Le poète a mis en place une figure appositive sous la forme « BA », dans l’intention de mettre en valeur le comparant antéposé, « les vers luisants », d’autant plus que le comparé, « les étoiles », semble mentionné uniquement pour éclaircir l’image. Par ailleurs, grâce à l’adjectif « luisants » et ce rapport figuré avec la « nuit », dotée à son tour de « voiles » et de parfum, les « vers-étoiles » deviennent le symbole de la beauté nocturne, parée de lumières. Dans cette optique, nous pouvons dire que la métaphore aragonienne est loin d’être une image arbitraire, puisque nous réussissons le plus souvent à l’interpréter et lui trouver un sens acceptable.

Toutefois, outre la correspondance analogique sur laquelle reposent aussi bien le symbole que la métaphore, les deux entités présentent un certain nombre de différence que M. Le Guern met en évidence sous la forme d’un système binaire :

‘En fait, la différence essentielle entre le symbole et la métaphore consiste dans la fonction que chacun des deux mécanismes attribue à la représentation mentale qui correspond au signifié habituel du mot utilisé, et que l’on pourra désigner commodément par le terme d’image.

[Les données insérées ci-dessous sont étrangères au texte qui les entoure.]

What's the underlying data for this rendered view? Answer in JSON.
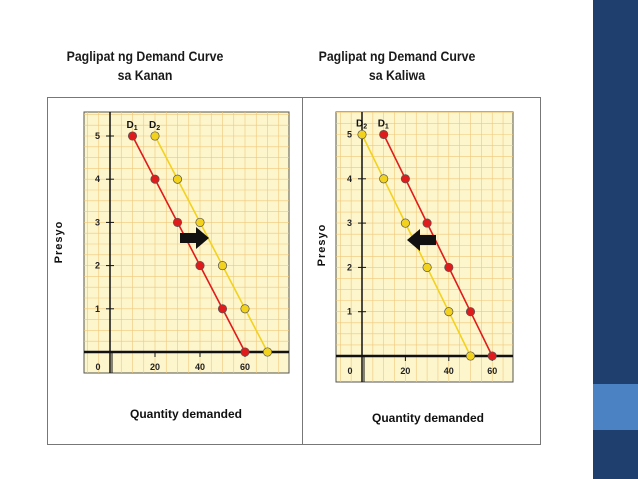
{
  "colors": {
    "accent": "#1f3f6e",
    "accent_light": "#4a82c4",
    "d1": "#e01b1b",
    "d2": "#f3d21d",
    "plot_bg": "#fdf6cc",
    "grid": "#efc779"
  },
  "slide": {
    "left_title": "Paglipat ng Demand Curve\nsa Kanan",
    "right_title": "Paglipat ng Demand Curve\nsa Kaliwa"
  },
  "chart_data": [
    {
      "type": "line",
      "ylabel": "Presyo",
      "xlabel": "Quantity demanded",
      "x_ticks": [
        "0",
        "20",
        "40",
        "60"
      ],
      "y_ticks": [
        "1",
        "2",
        "3",
        "4",
        "5"
      ],
      "xlim": [
        0,
        80
      ],
      "ylim": [
        0,
        5.5
      ],
      "grid": true,
      "shift_arrow": "right",
      "series": [
        {
          "name": "D1",
          "color": "#e01b1b",
          "points": [
            [
              10,
              5
            ],
            [
              20,
              4
            ],
            [
              30,
              3
            ],
            [
              40,
              2
            ],
            [
              50,
              1
            ],
            [
              60,
              0
            ]
          ]
        },
        {
          "name": "D2",
          "color": "#f3d21d",
          "points": [
            [
              20,
              5
            ],
            [
              30,
              4
            ],
            [
              40,
              3
            ],
            [
              50,
              2
            ],
            [
              60,
              1
            ],
            [
              70,
              0
            ]
          ]
        }
      ]
    },
    {
      "type": "line",
      "ylabel": "Presyo",
      "xlabel": "Quantity demanded",
      "x_ticks": [
        "0",
        "20",
        "40",
        "60"
      ],
      "y_ticks": [
        "1",
        "2",
        "3",
        "4",
        "5"
      ],
      "xlim": [
        0,
        65
      ],
      "ylim": [
        0,
        5.5
      ],
      "grid": true,
      "shift_arrow": "left",
      "series": [
        {
          "name": "D2",
          "color": "#f3d21d",
          "points": [
            [
              0,
              5
            ],
            [
              10,
              4
            ],
            [
              20,
              3
            ],
            [
              30,
              2
            ],
            [
              40,
              1
            ],
            [
              50,
              0
            ]
          ]
        },
        {
          "name": "D1",
          "color": "#e01b1b",
          "points": [
            [
              10,
              5
            ],
            [
              20,
              4
            ],
            [
              30,
              3
            ],
            [
              40,
              2
            ],
            [
              50,
              1
            ],
            [
              60,
              0
            ]
          ]
        }
      ]
    }
  ]
}
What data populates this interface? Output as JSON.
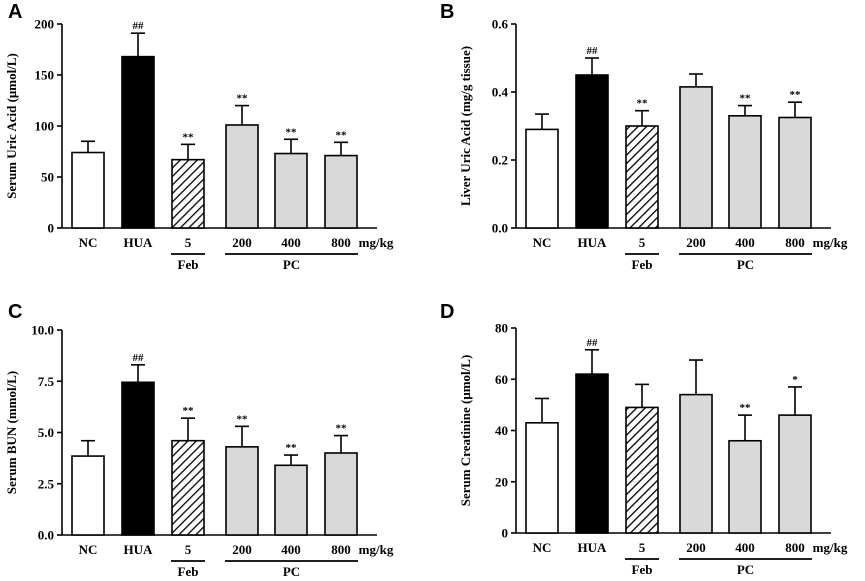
{
  "style": {
    "bar_colors": {
      "white": "#ffffff",
      "black": "#000000",
      "hatch": "#ffffff",
      "gray": "#d9d9d9"
    },
    "ink": "#000000"
  },
  "chart_data": [
    {
      "panel": "A",
      "type": "bar",
      "ylabel": "Serum Uric Acid (μmol/L)",
      "ylim": [
        0,
        200
      ],
      "yticks": [
        "0",
        "50",
        "100",
        "150",
        "200"
      ],
      "yticks_values": [
        0,
        50,
        100,
        150,
        200
      ],
      "categories": [
        "NC",
        "HUA",
        "5",
        "200",
        "400",
        "800"
      ],
      "unit_label": "mg/kg",
      "groups": [
        {
          "label": "Feb",
          "from": 2,
          "to": 2
        },
        {
          "label": "PC",
          "from": 3,
          "to": 5
        }
      ],
      "values": [
        74,
        168,
        67,
        101,
        73,
        71
      ],
      "errors": [
        11,
        23,
        15,
        19,
        14,
        13
      ],
      "fills": [
        "white",
        "black",
        "hatch",
        "gray",
        "gray",
        "gray"
      ],
      "annotations": [
        "",
        "##",
        "**",
        "**",
        "**",
        "**"
      ]
    },
    {
      "panel": "B",
      "type": "bar",
      "ylabel": "Liver Uric Acid (mg/g tissue)",
      "ylim": [
        0,
        0.6
      ],
      "yticks": [
        "0.0",
        "0.2",
        "0.4",
        "0.6"
      ],
      "yticks_values": [
        0,
        0.2,
        0.4,
        0.6
      ],
      "categories": [
        "NC",
        "HUA",
        "5",
        "200",
        "400",
        "800"
      ],
      "unit_label": "mg/kg",
      "groups": [
        {
          "label": "Feb",
          "from": 2,
          "to": 2
        },
        {
          "label": "PC",
          "from": 3,
          "to": 5
        }
      ],
      "values": [
        0.29,
        0.45,
        0.3,
        0.415,
        0.33,
        0.325
      ],
      "errors": [
        0.045,
        0.05,
        0.045,
        0.038,
        0.03,
        0.045
      ],
      "fills": [
        "white",
        "black",
        "hatch",
        "gray",
        "gray",
        "gray"
      ],
      "annotations": [
        "",
        "##",
        "**",
        "",
        "**",
        "**"
      ]
    },
    {
      "panel": "C",
      "type": "bar",
      "ylabel": "Serum BUN (mmol/L)",
      "ylim": [
        0,
        10
      ],
      "yticks": [
        "0.0",
        "2.5",
        "5.0",
        "7.5",
        "10.0"
      ],
      "yticks_values": [
        0,
        2.5,
        5,
        7.5,
        10
      ],
      "categories": [
        "NC",
        "HUA",
        "5",
        "200",
        "400",
        "800"
      ],
      "unit_label": "mg/kg",
      "groups": [
        {
          "label": "Feb",
          "from": 2,
          "to": 2
        },
        {
          "label": "PC",
          "from": 3,
          "to": 5
        }
      ],
      "values": [
        3.85,
        7.45,
        4.6,
        4.3,
        3.4,
        4.0
      ],
      "errors": [
        0.75,
        0.85,
        1.1,
        1.0,
        0.5,
        0.85
      ],
      "fills": [
        "white",
        "black",
        "hatch",
        "gray",
        "gray",
        "gray"
      ],
      "annotations": [
        "",
        "##",
        "**",
        "**",
        "**",
        "**"
      ]
    },
    {
      "panel": "D",
      "type": "bar",
      "ylabel": "Serum Creatinine (μmol/L)",
      "ylim": [
        0,
        80
      ],
      "yticks": [
        "0",
        "20",
        "40",
        "60",
        "80"
      ],
      "yticks_values": [
        0,
        20,
        40,
        60,
        80
      ],
      "categories": [
        "NC",
        "HUA",
        "5",
        "200",
        "400",
        "800"
      ],
      "unit_label": "mg/kg",
      "groups": [
        {
          "label": "Feb",
          "from": 2,
          "to": 2
        },
        {
          "label": "PC",
          "from": 3,
          "to": 5
        }
      ],
      "values": [
        43,
        62,
        49,
        54,
        36,
        46
      ],
      "errors": [
        9.5,
        9.5,
        9,
        13.5,
        10,
        11
      ],
      "fills": [
        "white",
        "black",
        "hatch",
        "gray",
        "gray",
        "gray"
      ],
      "annotations": [
        "",
        "##",
        "",
        "",
        "**",
        "*"
      ]
    }
  ]
}
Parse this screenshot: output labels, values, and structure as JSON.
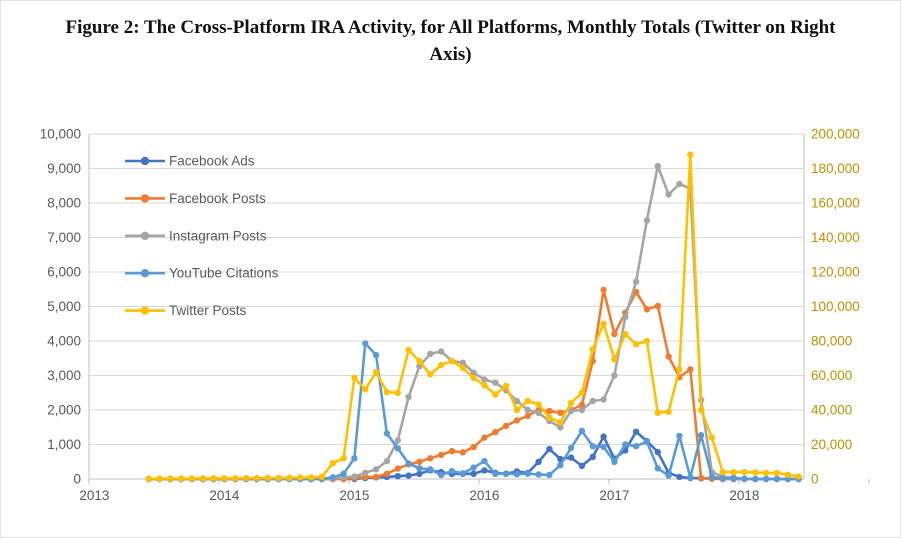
{
  "figure": {
    "title": "Figure 2: The Cross-Platform IRA Activity, for All Platforms, Monthly Totals (Twitter on Right Axis)"
  },
  "chart_data": {
    "type": "line",
    "title": "",
    "xlabel": "",
    "ylabel_left": "",
    "ylabel_right": "",
    "grid": true,
    "legend_position": "inside-top-left",
    "x_axis": {
      "tick_labels": [
        "2013",
        "2014",
        "2015",
        "2016",
        "2017",
        "2018"
      ]
    },
    "left_axis": {
      "min": 0,
      "max": 10000,
      "step": 1000,
      "tick_labels": [
        "0",
        "1,000",
        "2,000",
        "3,000",
        "4,000",
        "5,000",
        "6,000",
        "7,000",
        "8,000",
        "9,000",
        "10,000"
      ],
      "text_color": "#595959"
    },
    "right_axis": {
      "min": 0,
      "max": 200000,
      "step": 20000,
      "tick_labels": [
        "0",
        "20,000",
        "40,000",
        "60,000",
        "80,000",
        "100,000",
        "120,000",
        "140,000",
        "160,000",
        "180,000",
        "200,000"
      ],
      "text_color": "#BF9000"
    },
    "months": [
      "2013-06",
      "2013-07",
      "2013-08",
      "2013-09",
      "2013-10",
      "2013-11",
      "2013-12",
      "2014-01",
      "2014-02",
      "2014-03",
      "2014-04",
      "2014-05",
      "2014-06",
      "2014-07",
      "2014-08",
      "2014-09",
      "2014-10",
      "2014-11",
      "2014-12",
      "2015-01",
      "2015-02",
      "2015-03",
      "2015-04",
      "2015-05",
      "2015-06",
      "2015-07",
      "2015-08",
      "2015-09",
      "2015-10",
      "2015-11",
      "2015-12",
      "2016-01",
      "2016-02",
      "2016-03",
      "2016-04",
      "2016-05",
      "2016-06",
      "2016-07",
      "2016-08",
      "2016-09",
      "2016-10",
      "2016-11",
      "2016-12",
      "2017-01",
      "2017-02",
      "2017-03",
      "2017-04",
      "2017-05",
      "2017-06",
      "2017-07",
      "2017-08",
      "2017-09",
      "2017-10",
      "2017-11",
      "2017-12",
      "2018-01",
      "2018-02",
      "2018-03",
      "2018-04",
      "2018-05",
      "2018-06"
    ],
    "series": [
      {
        "name": "Facebook Ads",
        "color": "#4472C4",
        "axis": "left",
        "values": [
          0,
          0,
          0,
          0,
          0,
          0,
          0,
          0,
          0,
          0,
          0,
          0,
          0,
          0,
          0,
          0,
          0,
          0,
          0,
          0,
          30,
          50,
          60,
          80,
          100,
          150,
          250,
          200,
          150,
          150,
          150,
          250,
          180,
          150,
          220,
          175,
          500,
          870,
          580,
          620,
          380,
          640,
          1230,
          590,
          830,
          1370,
          1100,
          780,
          180,
          60,
          30,
          20,
          10,
          0,
          0,
          0,
          0,
          0,
          0,
          0,
          0
        ]
      },
      {
        "name": "Facebook Posts",
        "color": "#ED7D31",
        "axis": "left",
        "values": [
          0,
          0,
          0,
          0,
          0,
          0,
          0,
          0,
          0,
          0,
          0,
          0,
          0,
          0,
          0,
          0,
          0,
          0,
          0,
          30,
          60,
          60,
          150,
          300,
          425,
          500,
          600,
          700,
          810,
          775,
          925,
          1200,
          1360,
          1540,
          1700,
          1830,
          2000,
          1970,
          1920,
          2000,
          2150,
          3420,
          5480,
          4200,
          4820,
          5420,
          4920,
          5015,
          3550,
          2950,
          3180,
          30,
          20,
          10,
          10,
          0,
          0,
          0,
          0,
          0,
          0
        ]
      },
      {
        "name": "Instagram Posts",
        "color": "#A5A5A5",
        "axis": "left",
        "values": [
          0,
          0,
          0,
          0,
          0,
          0,
          0,
          0,
          0,
          0,
          0,
          0,
          0,
          0,
          0,
          0,
          0,
          20,
          50,
          70,
          180,
          280,
          520,
          1120,
          2380,
          3270,
          3630,
          3700,
          3420,
          3370,
          3080,
          2885,
          2790,
          2570,
          2260,
          2000,
          1920,
          1680,
          1500,
          1970,
          2000,
          2260,
          2300,
          3000,
          4700,
          5720,
          7500,
          9070,
          8250,
          8550,
          8420,
          2290,
          200,
          60,
          50,
          0,
          0,
          0,
          0,
          0,
          0
        ]
      },
      {
        "name": "YouTube Citations",
        "color": "#5B9BD5",
        "axis": "left",
        "values": [
          0,
          0,
          0,
          0,
          0,
          0,
          0,
          0,
          0,
          0,
          0,
          0,
          0,
          0,
          0,
          0,
          0,
          50,
          150,
          600,
          3930,
          3590,
          1320,
          890,
          450,
          310,
          280,
          115,
          230,
          165,
          330,
          520,
          150,
          160,
          140,
          155,
          130,
          120,
          400,
          900,
          1390,
          950,
          930,
          500,
          1000,
          950,
          1080,
          310,
          100,
          1250,
          50,
          1270,
          60,
          20,
          20,
          10,
          0,
          0,
          0,
          0,
          0
        ]
      },
      {
        "name": "Twitter Posts",
        "color": "#FFC000",
        "axis": "right",
        "values": [
          200,
          200,
          300,
          300,
          300,
          400,
          400,
          400,
          400,
          500,
          500,
          600,
          600,
          700,
          800,
          900,
          1200,
          9200,
          12000,
          58600,
          52000,
          62000,
          50400,
          50000,
          74800,
          68400,
          60700,
          66000,
          68400,
          64400,
          58600,
          54400,
          49000,
          54000,
          40000,
          45200,
          43200,
          35600,
          32800,
          44200,
          50000,
          75200,
          90000,
          69400,
          84000,
          78000,
          80000,
          38400,
          39000,
          63600,
          188000,
          40000,
          24000,
          4000,
          4000,
          4000,
          3800,
          3500,
          3500,
          2500,
          1500
        ]
      }
    ]
  },
  "colors": {
    "gridline": "#D9D9D9",
    "axis_line": "#BFBFBF",
    "axis_text": "#595959",
    "right_axis_text": "#BF9000",
    "legend_text": "#595959",
    "background": "#FFFFFF"
  }
}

Dans la construction symbolique, la perception de l’image est nécessaire à la saisie de l’information logique contenue dans le message […] Au contraire, dans la métaphore, cet intermédiaire n’est pas nécessaire à la transmission de l’information ; à ce niveau, on n’utilise pas le signifié global du mot employé mais seulement les éléments de ce signifié qui sont compatibles avec le contexte. Alors que l’image symbolique doit être saisie intellectuellement pour que le message puisse être interprété, l’image métaphorique n’intervient pas dans la texture logique de l’énoncé, dont le contenu d’information pourra être dégagé sans le secours de cette représentation mentale. Par opposition à l’image symbolique qui est nécessairement intellectualisée, l’image métaphorique pourra ne s’adresser qu’à l’imagination ou à la sensibilité. 560

Notes
553.

A. BRETON, Manifestes du surréalisme, Paris, Pauvert 1962, p.51.

554.

C. DETRIE, Du sens dans le processus métaphorique, Paris, Champion 2001, p.80.

555.

Connotation : l’ensemble des systèmes signifiants que l’on peut déceler dans un texte outre la dénotation.

556.

Dénotation : le contenu d’information logique du langage, l’ensemble des éléments du langage qui seraient éventuellement traduisible dans une autre langue naturelle par une machine à traduire

557.

M. LE GUERN, Sémantique de la métaphore et de la métonymie, Paris, Larousse 1973, p.20.

558.

J. FISETTE, Pour une pragmatique de la signification, XYZ éditeur, Montréal 1996, p.203.

559.

H. MORIER, Dictionnaire de poétique et de rhétorique, Paris, PUF 1998, p.705.

560.

M. LE GUERN, Sémantique de la métaphore et de la métonymie, Paris, Larousse 2973, pp.43-44.